Best Salisbury Steak Breakfast




Prep Time : 10 mins
Cook Time : 20 mins
Total Time : 30 mins

Seared ground beef patties slathered in rich onion-mushroom gravy. Served over mashed potatoes for an easy, any night, budget-friendly meal.


Best Salisbury Steak ~ seared ground red meat patties slathered in a wealthy mushroom-onion gravy. Serve over mashed potatoes for an clean, any night time comfort meal.

I awoke this morning with an unpleasant bloodless *ugh* the information of which I’ll spare you and at the same time as some humans lose their appetite after they’re unwell, mine certainly will increase for comfort meals, just like the Best Salisbury Steak ~ pan seared ground pork patties slathered in rich mushroom-onion gravy over a bed of creamy mashed potatoes.

I must stress ~ emphatically ~ that this isn't always the Salisbury steak of your youth. Provided you grew up like I did. Back in the day I truly enjoyed the food that got here from the ones divided foil trays. Making certain my food didn’t every different became a huge thing then. Who am I kidding? It nevertheless is.

I cherished the mashed potatoes and corn quality and could dunk them each within the Salisbury steak’s gravy. The meat itself became secondary and required ketchup.

Nothing about the Best Salisbury Steak requires ketchup. There’s so much wealthy, bold flavor happening. It’s the consolation meal you didn’t realize you wanted.

Best Salisbury Steak Ingredients: 
Salisbury Steak:

  •     ground round
  •     Italian flavored breadcrumbs
  •     egg
  •     ketchup
  •     Worcestershire sauce
  •     Dijon mustard
  •     sparkling parsley
Gravy:
  •     olive oil
  •     butter
  •     onion
  •     2 cloves garlic
  •     mushrooms
  •     flour
  •     beef stock
  •     McCormick Au jus gravy blend
  •     Dijon mustard
  •     Worcestershire sauce
  •     dried thyme
Instructions
  1. In a medium bowl integrate the red meat, breadcrumbs, egg, ketchup, Worcestershire sauce, Dijon and parsley.
        
  2. Divide the meat forming five-6 oval-formed patties about 3/4" thick then season them with salt and pepper on each aspects.
        
  3. Heat the oil and one tablespoon of butter in a skillet over medium-excessive heat. Add the patties to the skillet, searing on each aspects then transfer to a plate.
        
  4. Add the onions, garlic and mushrooms to the skillet and sauté allowing them to lightly brown then season with salt and pepper.
        
  5. Lower the heat to medium and upload the remaining 2 tablespoons of butter to the skillet. When the butter melts whisk within the flour and prepare dinner over low warmth 1 minute then pour in the beef stock,  Au jus seasoning, Dijon, Worcestershire and thyme.
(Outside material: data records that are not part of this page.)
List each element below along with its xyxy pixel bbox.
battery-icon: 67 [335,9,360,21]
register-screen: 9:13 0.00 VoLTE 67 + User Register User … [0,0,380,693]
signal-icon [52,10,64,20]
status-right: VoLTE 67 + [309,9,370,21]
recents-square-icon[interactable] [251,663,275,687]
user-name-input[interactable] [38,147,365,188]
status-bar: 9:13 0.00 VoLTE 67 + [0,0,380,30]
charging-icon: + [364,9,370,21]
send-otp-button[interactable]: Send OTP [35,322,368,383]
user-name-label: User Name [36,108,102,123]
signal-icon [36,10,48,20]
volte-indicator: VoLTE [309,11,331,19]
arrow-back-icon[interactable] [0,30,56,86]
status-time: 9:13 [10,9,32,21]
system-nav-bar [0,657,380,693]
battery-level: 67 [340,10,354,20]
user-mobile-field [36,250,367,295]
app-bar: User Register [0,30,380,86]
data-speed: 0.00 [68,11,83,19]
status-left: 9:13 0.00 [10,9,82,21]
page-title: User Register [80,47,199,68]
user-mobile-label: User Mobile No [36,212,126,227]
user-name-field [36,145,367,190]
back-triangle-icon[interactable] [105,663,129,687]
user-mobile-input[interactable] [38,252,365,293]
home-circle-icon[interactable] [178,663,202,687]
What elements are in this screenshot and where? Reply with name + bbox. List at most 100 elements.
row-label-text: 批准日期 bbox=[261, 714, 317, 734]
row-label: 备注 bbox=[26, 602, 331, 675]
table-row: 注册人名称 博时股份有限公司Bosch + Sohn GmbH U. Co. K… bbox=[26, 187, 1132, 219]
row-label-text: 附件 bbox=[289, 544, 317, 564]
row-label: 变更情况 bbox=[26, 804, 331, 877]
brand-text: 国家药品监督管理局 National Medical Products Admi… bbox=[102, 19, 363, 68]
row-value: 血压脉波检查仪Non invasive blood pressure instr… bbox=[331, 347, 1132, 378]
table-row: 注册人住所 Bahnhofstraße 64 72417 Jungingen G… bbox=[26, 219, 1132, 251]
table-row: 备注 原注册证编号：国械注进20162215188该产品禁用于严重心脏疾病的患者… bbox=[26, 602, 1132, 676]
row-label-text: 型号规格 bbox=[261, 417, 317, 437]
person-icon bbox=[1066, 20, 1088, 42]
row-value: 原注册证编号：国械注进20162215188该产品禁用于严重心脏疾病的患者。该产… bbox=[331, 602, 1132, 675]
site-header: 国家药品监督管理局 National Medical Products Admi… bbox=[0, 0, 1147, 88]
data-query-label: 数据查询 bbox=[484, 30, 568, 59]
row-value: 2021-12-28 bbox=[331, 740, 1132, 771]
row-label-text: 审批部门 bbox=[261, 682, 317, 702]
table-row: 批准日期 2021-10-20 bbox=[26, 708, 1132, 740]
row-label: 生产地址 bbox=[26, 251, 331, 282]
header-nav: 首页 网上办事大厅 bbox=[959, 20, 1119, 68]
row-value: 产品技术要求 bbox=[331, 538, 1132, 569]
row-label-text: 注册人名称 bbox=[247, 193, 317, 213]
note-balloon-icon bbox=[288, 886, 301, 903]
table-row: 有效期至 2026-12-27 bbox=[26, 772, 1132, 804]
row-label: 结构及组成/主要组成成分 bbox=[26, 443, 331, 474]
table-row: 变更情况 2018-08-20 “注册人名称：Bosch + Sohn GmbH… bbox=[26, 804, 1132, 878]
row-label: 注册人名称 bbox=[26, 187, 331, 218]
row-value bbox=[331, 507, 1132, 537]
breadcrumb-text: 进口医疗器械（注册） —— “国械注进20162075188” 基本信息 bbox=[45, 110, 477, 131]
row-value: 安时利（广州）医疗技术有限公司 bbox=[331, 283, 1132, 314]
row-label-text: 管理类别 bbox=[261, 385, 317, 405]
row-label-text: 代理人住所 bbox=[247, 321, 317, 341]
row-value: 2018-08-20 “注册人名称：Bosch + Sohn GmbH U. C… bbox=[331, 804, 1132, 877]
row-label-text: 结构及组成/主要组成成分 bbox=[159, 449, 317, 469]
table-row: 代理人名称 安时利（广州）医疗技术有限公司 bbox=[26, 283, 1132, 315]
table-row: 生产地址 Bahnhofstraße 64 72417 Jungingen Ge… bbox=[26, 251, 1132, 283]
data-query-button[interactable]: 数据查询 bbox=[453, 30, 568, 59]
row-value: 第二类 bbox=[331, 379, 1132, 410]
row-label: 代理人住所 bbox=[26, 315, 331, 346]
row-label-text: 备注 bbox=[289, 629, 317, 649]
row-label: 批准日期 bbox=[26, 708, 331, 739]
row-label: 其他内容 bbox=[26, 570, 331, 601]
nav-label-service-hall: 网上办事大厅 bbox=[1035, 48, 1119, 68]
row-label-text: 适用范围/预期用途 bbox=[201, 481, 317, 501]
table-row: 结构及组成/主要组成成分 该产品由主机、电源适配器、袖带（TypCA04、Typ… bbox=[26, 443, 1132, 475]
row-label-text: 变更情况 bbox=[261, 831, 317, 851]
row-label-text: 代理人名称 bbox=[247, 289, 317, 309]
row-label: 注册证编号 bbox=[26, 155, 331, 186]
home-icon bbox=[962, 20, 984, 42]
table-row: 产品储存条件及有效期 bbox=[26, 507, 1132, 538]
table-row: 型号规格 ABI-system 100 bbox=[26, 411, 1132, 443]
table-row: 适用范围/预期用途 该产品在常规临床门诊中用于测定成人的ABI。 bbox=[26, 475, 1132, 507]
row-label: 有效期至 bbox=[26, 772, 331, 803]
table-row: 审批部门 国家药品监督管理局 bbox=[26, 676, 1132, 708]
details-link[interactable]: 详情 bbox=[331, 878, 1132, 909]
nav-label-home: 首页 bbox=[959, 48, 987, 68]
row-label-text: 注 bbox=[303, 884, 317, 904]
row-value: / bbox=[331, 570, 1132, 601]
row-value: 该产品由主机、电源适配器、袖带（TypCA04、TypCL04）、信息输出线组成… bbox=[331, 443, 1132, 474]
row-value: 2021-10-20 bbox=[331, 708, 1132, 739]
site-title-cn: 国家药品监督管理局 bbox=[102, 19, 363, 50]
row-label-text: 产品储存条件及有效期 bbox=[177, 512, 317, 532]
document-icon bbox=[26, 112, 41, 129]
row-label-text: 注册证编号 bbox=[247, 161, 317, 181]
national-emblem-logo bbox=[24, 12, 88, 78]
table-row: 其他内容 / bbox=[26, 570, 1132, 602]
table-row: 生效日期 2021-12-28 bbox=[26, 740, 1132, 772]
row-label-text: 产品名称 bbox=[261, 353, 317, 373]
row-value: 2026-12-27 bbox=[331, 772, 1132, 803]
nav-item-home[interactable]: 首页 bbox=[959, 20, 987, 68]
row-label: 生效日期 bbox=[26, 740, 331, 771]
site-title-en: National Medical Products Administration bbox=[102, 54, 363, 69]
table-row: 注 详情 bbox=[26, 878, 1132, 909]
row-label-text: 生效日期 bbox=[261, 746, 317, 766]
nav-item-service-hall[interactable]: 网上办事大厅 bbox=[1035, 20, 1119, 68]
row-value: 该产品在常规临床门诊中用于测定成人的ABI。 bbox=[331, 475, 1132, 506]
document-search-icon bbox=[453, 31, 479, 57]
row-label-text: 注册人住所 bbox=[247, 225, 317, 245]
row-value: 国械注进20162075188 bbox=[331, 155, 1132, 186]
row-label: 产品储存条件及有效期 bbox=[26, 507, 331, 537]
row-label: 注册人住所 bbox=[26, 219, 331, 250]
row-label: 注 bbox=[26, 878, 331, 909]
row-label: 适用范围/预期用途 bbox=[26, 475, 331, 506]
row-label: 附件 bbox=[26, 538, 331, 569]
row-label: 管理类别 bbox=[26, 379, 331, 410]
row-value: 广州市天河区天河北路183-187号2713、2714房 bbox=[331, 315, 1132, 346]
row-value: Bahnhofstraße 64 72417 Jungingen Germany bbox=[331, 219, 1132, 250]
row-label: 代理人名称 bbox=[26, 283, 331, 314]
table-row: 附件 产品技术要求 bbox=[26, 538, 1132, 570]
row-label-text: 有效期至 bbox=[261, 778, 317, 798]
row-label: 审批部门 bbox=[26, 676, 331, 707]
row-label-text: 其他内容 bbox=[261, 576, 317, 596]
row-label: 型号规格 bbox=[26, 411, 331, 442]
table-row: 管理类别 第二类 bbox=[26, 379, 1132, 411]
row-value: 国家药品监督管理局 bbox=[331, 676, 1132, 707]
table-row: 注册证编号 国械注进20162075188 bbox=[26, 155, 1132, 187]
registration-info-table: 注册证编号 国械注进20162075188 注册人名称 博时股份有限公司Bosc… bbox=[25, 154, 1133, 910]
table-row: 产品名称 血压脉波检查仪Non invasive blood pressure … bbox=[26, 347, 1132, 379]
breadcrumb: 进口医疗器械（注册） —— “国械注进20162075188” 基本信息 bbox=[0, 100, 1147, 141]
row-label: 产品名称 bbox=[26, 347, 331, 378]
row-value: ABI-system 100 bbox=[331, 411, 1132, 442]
Scrape up any browned bits from the bottom of the skillet.
        
  6. Once the gravy thickens, nestle the Salisbury Steaks into the skillet which includes any leftover juices left on the plate. Cover and cook over low warmness approximately 10 mins or until the Salisbury Steaks are cooked through.
        
  7. Taste and modify salt and pepper as necessary and if the gravy is too thick, splash in more red meat stock 2 tablespoons at a time.